When they work, they're like poetry and your emotions come from everything you see in them. You're swept up in the story, but you're also noticing the trees, and the wind, and the birds. There's always something that is beautiful. It's cinema that is artistically pushing you to believe that life is good — even if it's hard.
Directed by: Pascale Ferran | Edited by: Yann Dedet and Mathilde Muyard
Lady Chatterley is a French film based on D. H. Lawrence's novel, and it's really great. It's a film that was made way before MeToo, but is about a woman getting a very modern opportunity without any violence. There's something about the way that both women and men connect without violence in that film that is really amazing and moving to me. Seeing it was one of the greatest moments I've ever had in a movie theater.
Directed by: Sergio Leone | Edited by: Nino Baragli
I love epic movies, and one of my favorites is Once Upon a Time in America. That movie is really something to me. It presents life and time as an adventure. One thing about the films on my list is that the look of all of them is very nostalgic. They make you feel like the present is filled with the past and is itself already the past. It's like there's this deep dimension between you and what you're seeing on the screen, because the past is always working behind the scenes. I always think about that when I watch Once Upon a Time in America. I've seen it maybe 20 times. It's one of my favorite films.
Directed by: John Huston | Edited by: Roberto Silvi
The Dead is a movie that I love that nobody around me really knows. It's an amazing film, and I still don't really know why I cry when I watch it. Even the last time that I saw it, I watched it on my laptop, so I was watching it on this small screen, and it still completely took me away. I don't know why. Maybe it's because of what I said about the past and time in cinema. But when you watch the last scene on the stairs where Anjelica Huston hears that song, you understand everything, even if you don't know completely what's happening. You understand just by the sound of the song and the look on her and her husband's face. It's an amazing thing.

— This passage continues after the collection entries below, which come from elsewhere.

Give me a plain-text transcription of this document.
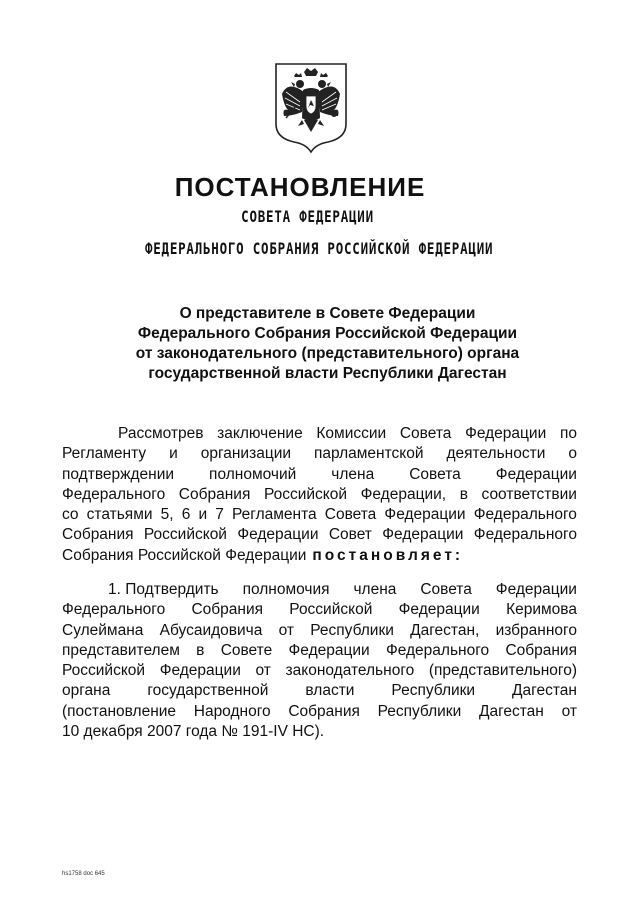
ПОСТАНОВЛЕНИЕ
СОВЕТА ФЕДЕРАЦИИ
ФЕДЕРАЛЬНОГО СОБРАНИЯ РОССИЙСКОЙ ФЕДЕРАЦИИ
О представителе в Совете Федерации
Федерального Собрания Российской Федерации
от законодательного (представительного) органа
государственной власти Республики Дагестан
Рассмотрев заключение Комиссии Совета Федерации по
Регламенту и организации парламентской деятельности о
подтверждении полномочий члена Совета Федерации
Федерального Собрания Российской Федерации, в соответствии
со статьями 5, 6 и 7 Регламента Совета Федерации Федерального
Собрания Российской Федерации Совет Федерации Федерального
Собрания Российской Федерации постановляет:
1. Подтвердить полномочия члена Совета Федерации
Федерального Собрания Российской Федерации Керимова
Сулеймана Абусаидовича от Республики Дагестан, избранного
представителем в Совете Федерации Федерального Собрания
Российской Федерации от законодательного (представительного)
органа государственной власти Республики Дагестан
(постановление Народного Собрания Республики Дагестан от
10 декабря 2007 года № 191-IV НС).
hs1758 doc 645
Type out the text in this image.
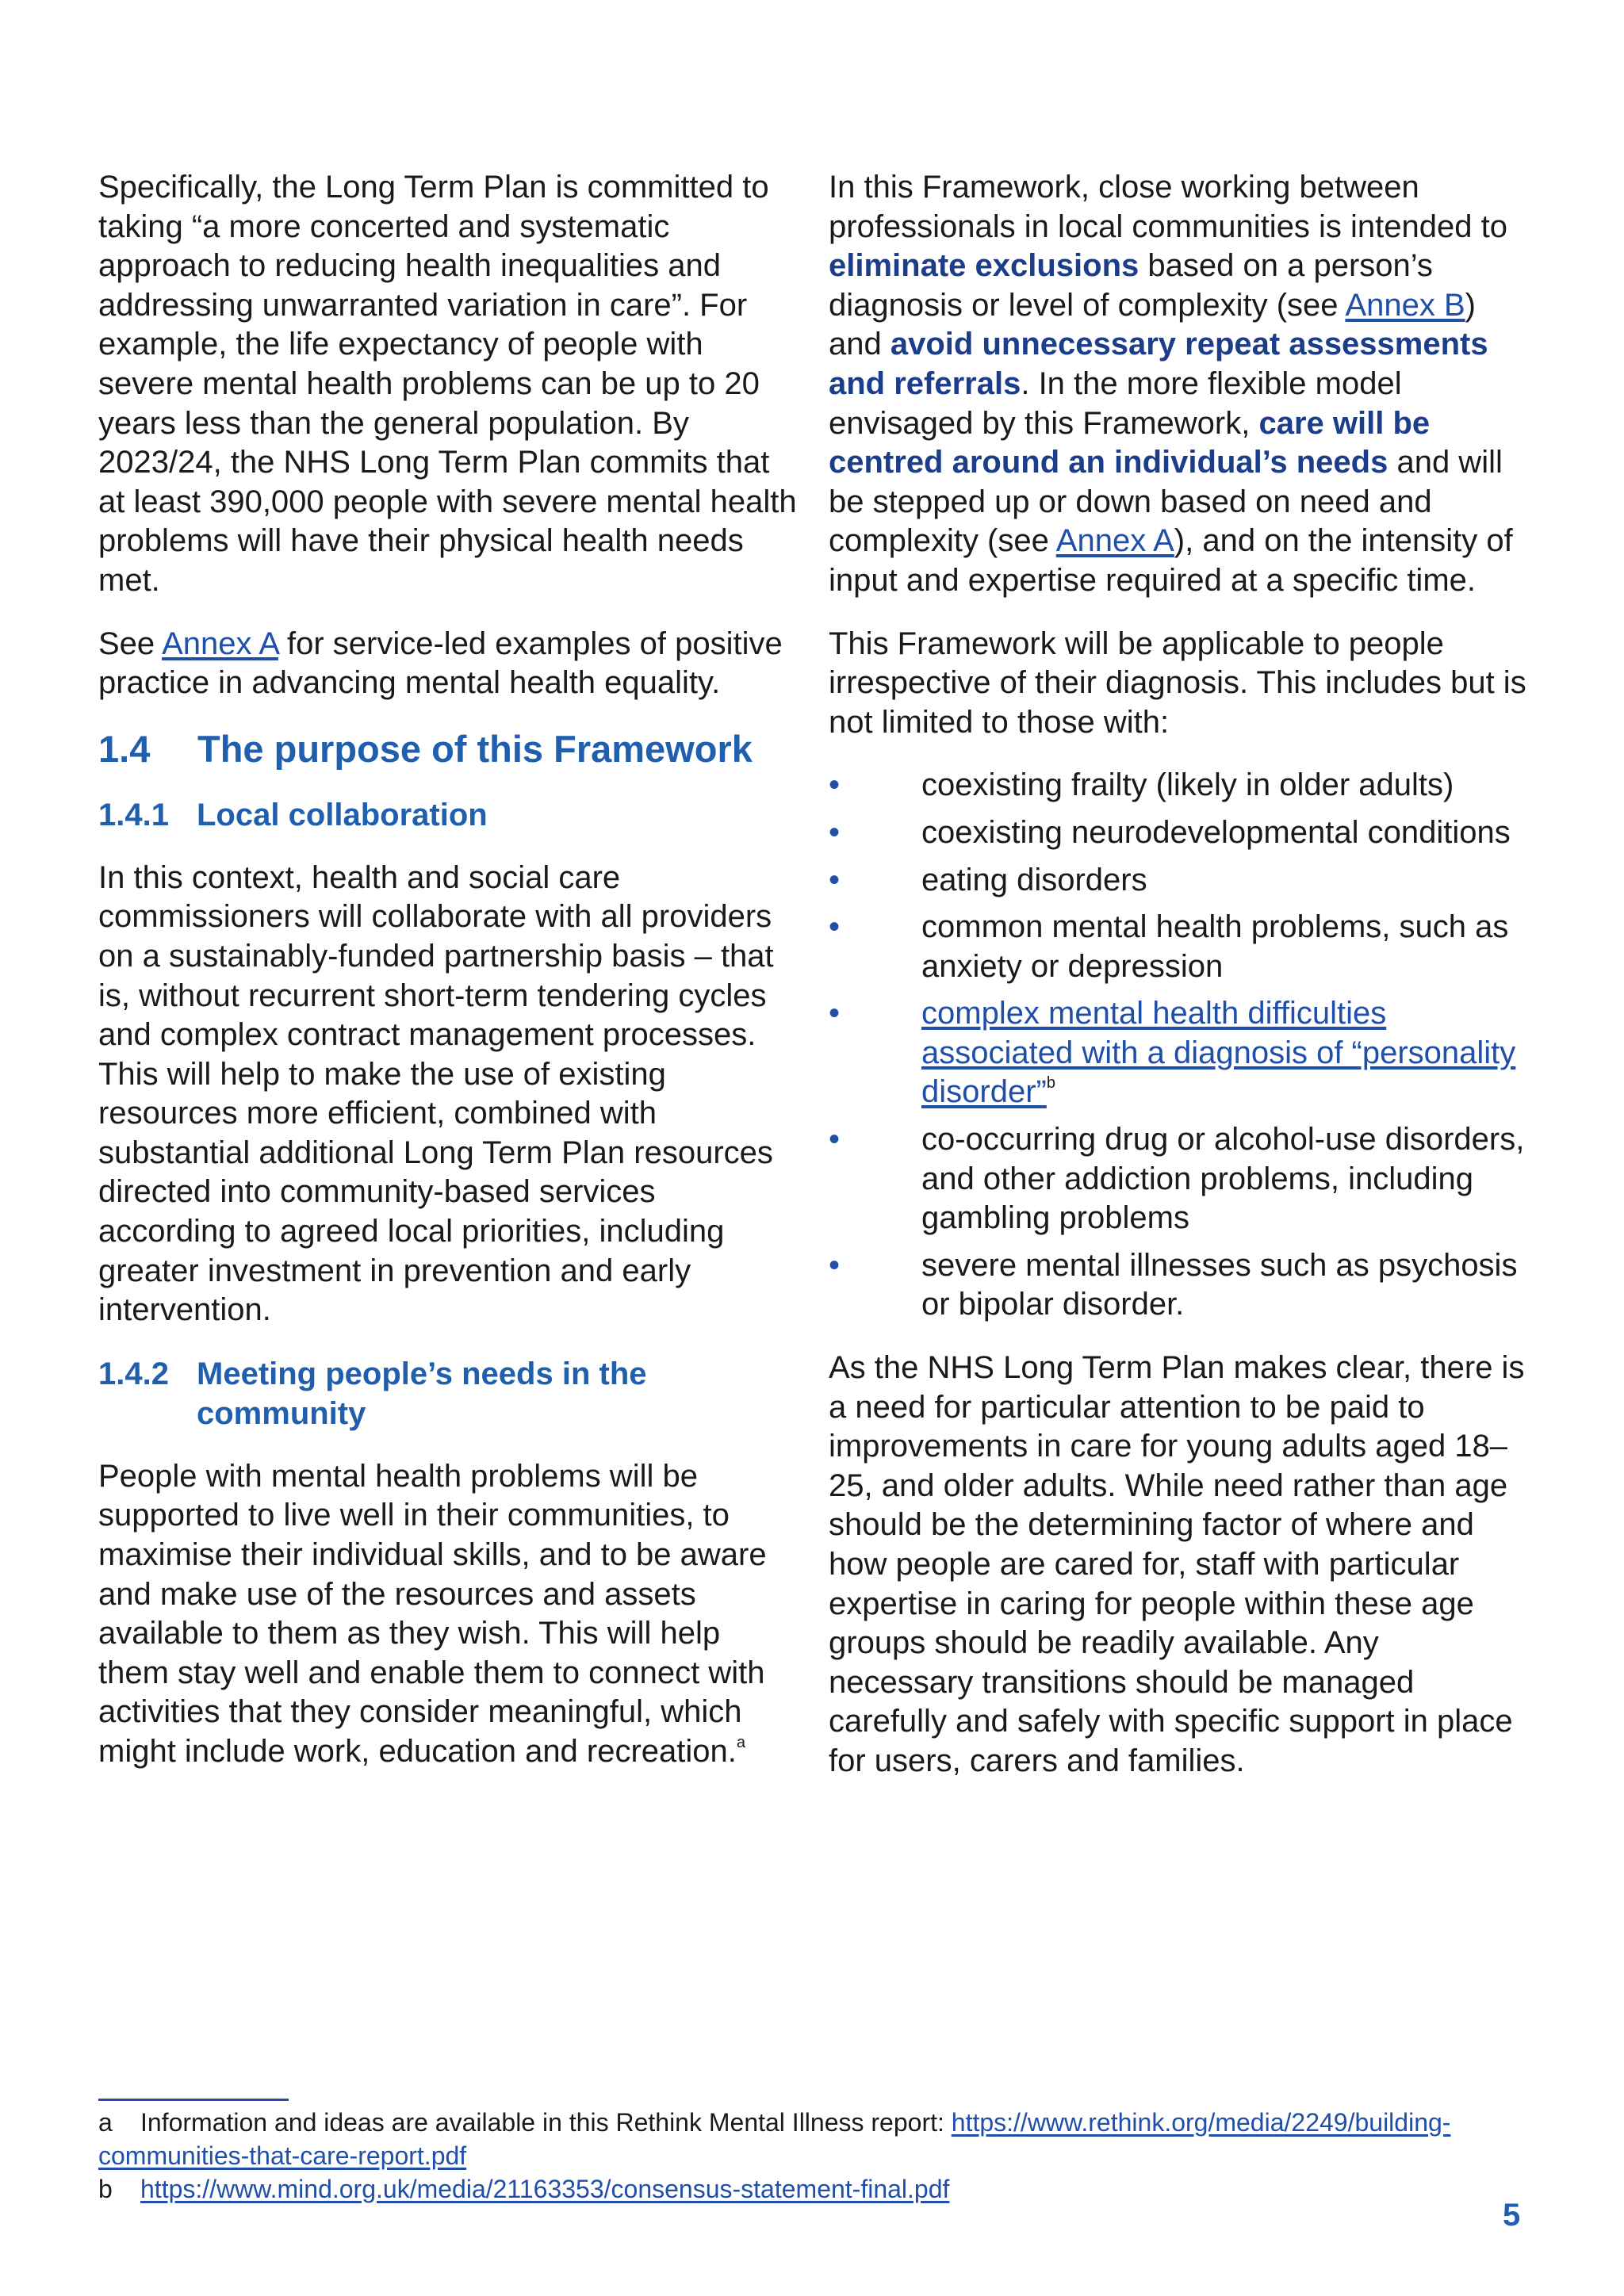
Specifically, the Long Term Plan is committed to taking “a more concerted and systematic approach to reducing health inequalities and addressing unwarranted variation in care”. For example, the life expectancy of people with severe mental health problems can be up to 20 years less than the general population. By 2023/24, the NHS Long Term Plan commits that at least 390,000 people with severe mental health problems will have their physical health needs met.

See Annex A for service-led examples of positive practice in advancing mental health equality.

1.4	The purpose of this Framework
1.4.1 Local collaboration

In this context, health and social care commissioners will collaborate with all providers on a sustainably-funded partnership basis – that is, without recurrent short-term tendering cycles and complex contract management processes. This will help to make the use of existing resources more efficient, combined with substantial additional Long Term Plan resources directed into community-based services according to agreed local priorities, including greater investment in prevention and early intervention.

1.4.2 Meeting people’s needs in the community

People with mental health problems will be supported to live well in their communities, to maximise their individual skills, and to be aware and make use of the resources and assets available to them as they wish. This will help them stay well and enable them to connect with activities that they consider meaningful, which might include work, education and recreation.$^a$

In this Framework, close working between professionals in local communities is intended to eliminate exclusions based on a person’s diagnosis or level of complexity (see Annex B) and avoid unnecessary repeat assessments and referrals. In the more flexible model envisaged by this Framework, care will be centred around an individual’s needs and will be stepped up or down based on need and complexity (see Annex A), and on the intensity of input and expertise required at a specific time.

This Framework will be applicable to people irrespective of their diagnosis. This includes but is not limited to those with:

• coexisting frailty (likely in older adults)
• coexisting neurodevelopmental conditions
• eating disorders
• common mental health problems, such as anxiety or depression
• complex mental health difficulties associated with a diagnosis of “personality disorder”$^b$
• co-occurring drug or alcohol-use disorders, and other addiction problems, including gambling problems
• severe mental illnesses such as psychosis or bipolar disorder.

As the NHS Long Term Plan makes clear, there is a need for particular attention to be paid to improvements in care for young adults aged 18–25, and older adults. While need rather than age should be the determining factor of where and how people are cared for, staff with particular expertise in caring for people within these age groups should be readily available. Any necessary transitions should be managed carefully and safely with specific support in place for users, carers and families.

a Information and ideas are available in this Rethink Mental Illness report: https://www.rethink.org/media/2249/building-communities-that-care-report.pdf

b https://www.mind.org.uk/media/21163353/consensus-statement-final.pdf

5
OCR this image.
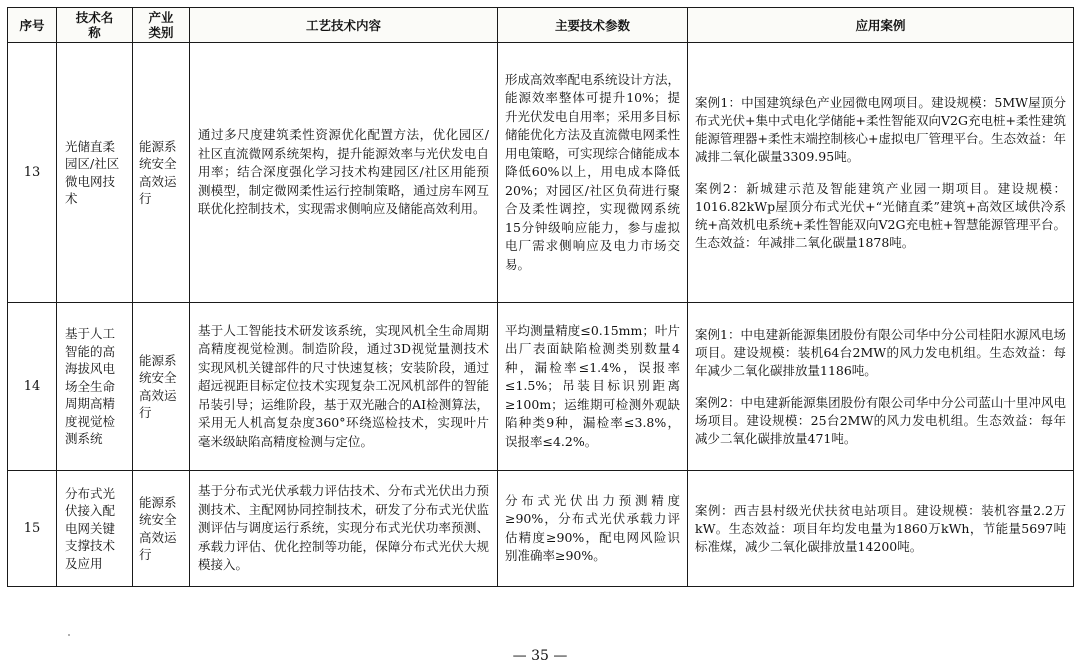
序号	技术名称	产业类别	工艺技术内容	主要技术参数	应用案例
13	光储直柔园区/社区微电网技术	能源系统安全高效运行	通过多尺度建筑柔性资源优化配置方法，优化园区/社区直流微网系统架构，提升能源效率与光伏发电自用率；结合深度强化学习技术构建园区/社区用能预测模型，制定微网柔性运行控制策略，通过房车网互联优化控制技术，实现需求侧响应及储能高效利用。	形成高效率配电系统设计方法，能源效率整体可提升10%；提升光伏发电自用率；采用多目标储能优化方法及直流微电网柔性用电策略，可实现综合储能成本降低60%以上，用电成本降低20%；对园区/社区负荷进行聚合及柔性调控，实现微网系统15分钟级响应能力，参与虚拟电厂需求侧响应及电力市场交易。	案例1：中国建筑绿色产业园微电网项目。建设规模：5MW屋顶分布式光伏+集中式电化学储能+柔性智能双向V2G充电桩+柔性建筑能源管理器+柔性末端控制核心+虚拟电厂管理平台。生态效益：年减排二氧化碳量3309.95吨。
案例2：新城建示范及智能建筑产业园一期项目。建设规模：1016.82kWp屋顶分布式光伏+“光储直柔”建筑+高效区域供冷系统+高效机电系统+柔性智能双向V2G充电桩+智慧能源管理平台。生态效益：年减排二氧化碳量1878吨。

14	基于人工智能的高海拔风电场全生命周期高精度视觉检测系统	能源系统安全高效运行	基于人工智能技术研发该系统，实现风机全生命周期高精度视觉检测。制造阶段，通过3D视觉量测技术实现风机关键部件的尺寸快速复核；安装阶段，通过超远视距目标定位技术实现复杂工况风机部件的智能吊装引导；运维阶段，基于双光融合的AI检测算法，采用无人机高复杂度360°环绕巡检技术，实现叶片毫米级缺陷高精度检测与定位。	平均测量精度≤0.15mm；叶片出厂表面缺陷检测类别数量4种，漏检率≤1.4%，误报率≤1.5%；吊装目标识别距离≥100m；运维期可检测外观缺陷种类9种，漏检率≤3.8%，误报率≤4.2%。	案例1：中电建新能源集团股份有限公司华中分公司桂阳水源风电场项目。建设规模：装机64台2MW的风力发电机组。生态效益：每年减少二氧化碳排放量1186吨。
案例2：中电建新能源集团股份有限公司华中分公司蓝山十里冲风电场项目。建设规模：25台2MW的风力发电机组。生态效益：每年减少二氧化碳排放量471吨。

15	分布式光伏接入配电网关键支撑技术及应用	能源系统安全高效运行	基于分布式光伏承载力评估技术、分布式光伏出力预测技术、主配网协同控制技术，研发了分布式光伏监测评估与调度运行系统，实现分布式光伏功率预测、承载力评估、优化控制等功能，保障分布式光伏大规模接入。	分布式光伏出力预测精度≥90%，分布式光伏承载力评估精度≥90%，配电网风险识别准确率≥90%。	案例：西吉县村级光伏扶贫电站项目。建设规模：装机容量2.2万kW。生态效益：项目年均发电量为1860万kWh，节能量5697吨标准煤，减少二氧化碳排放量14200吨。
— 35 —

Directed by: Michael Mann | Edited by: Dov Hoenig and Arthur Schmidt
I've loved The Last of the Mohicans ever since I was a child. It's a film where the music and the acting and just everything in it always works. I think the reason why that film in particular has stuck with me is because the main character is very brave, but the people in the film are themselves very fragile. They're the last of their kind. The fact that the main character is mixed race also really made an impression on me, because I'm mixed as well. It was very touching for me to see that.